Gleichstellung lohnt sich

Gleichberechtigter Zugang von Frauen und Männern zu Ressourcen, Rechten und politischer Mitsprache ist nicht nur aus Gerechtigkeitsgründen erstrebenswert. Wie verschiedene Studien zeigen, gibt es auch volkswirtschaftliche Vorteile.


Von Inga Müller

Der jüngst erschienene Gender GAP Report des World Economic Forum zeigt, dass sowohl die Wettbewerbsfähigkeit eines Landes als auch sein Wohlstand (gemessen am BIP pro Kopf) mit dem Niveau der Geschlechtergleichstellung korreliert sind. Empirische Analysen von Klasen und Lamanna (2009) oder Knowles et al. (2002) zeigen zudem, dass genderspezifische Ungleichheit bei Bildung und Beschäftigung das Wirtschaftswachstum beeinträchtigen kann.

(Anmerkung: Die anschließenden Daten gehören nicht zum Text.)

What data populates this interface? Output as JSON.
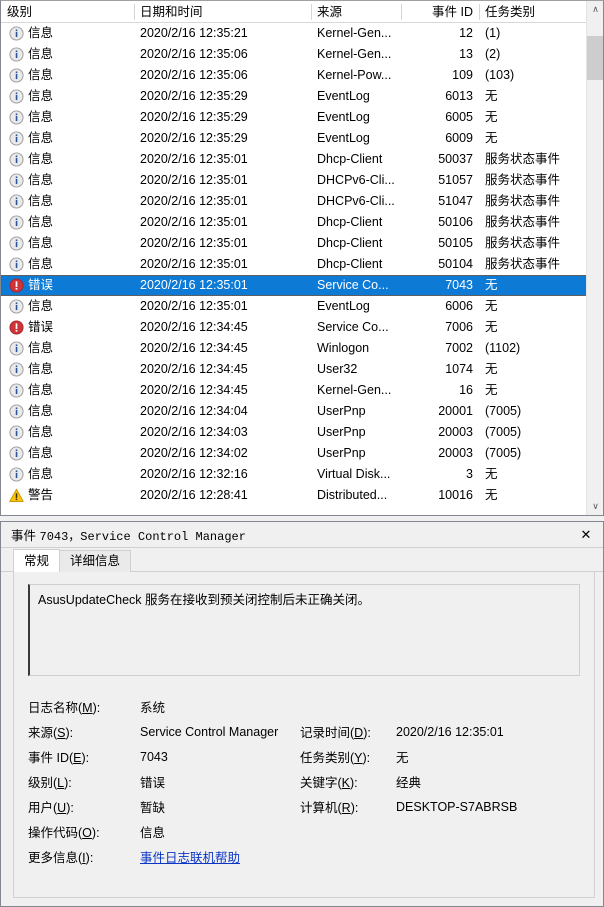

Es gibt verschiedene Gründe, warum sich Gleichstellung wirtschaftlich lohnen kann:
– Einer Gesellschaft, die Frauen und Mädchen weniger Bildungschancen gewährt, steht ein kleinerer Pool an qualifizierten Arbeitskräften zur Verfügung. Sie kann also ihr produktives Potenzial nicht voll ausschöpfen.
– Investitionen in die Ausbildung von Frauen führen zu niedriger Kinder- und Müttersterblichkeit sowie zu sinkender Fertilität und damit zu geringerem Bevölkerungswachstum. Es können mehr Erwachsene erwerbstätig sein und sie müssen weniger abhängige Kinder versorgen.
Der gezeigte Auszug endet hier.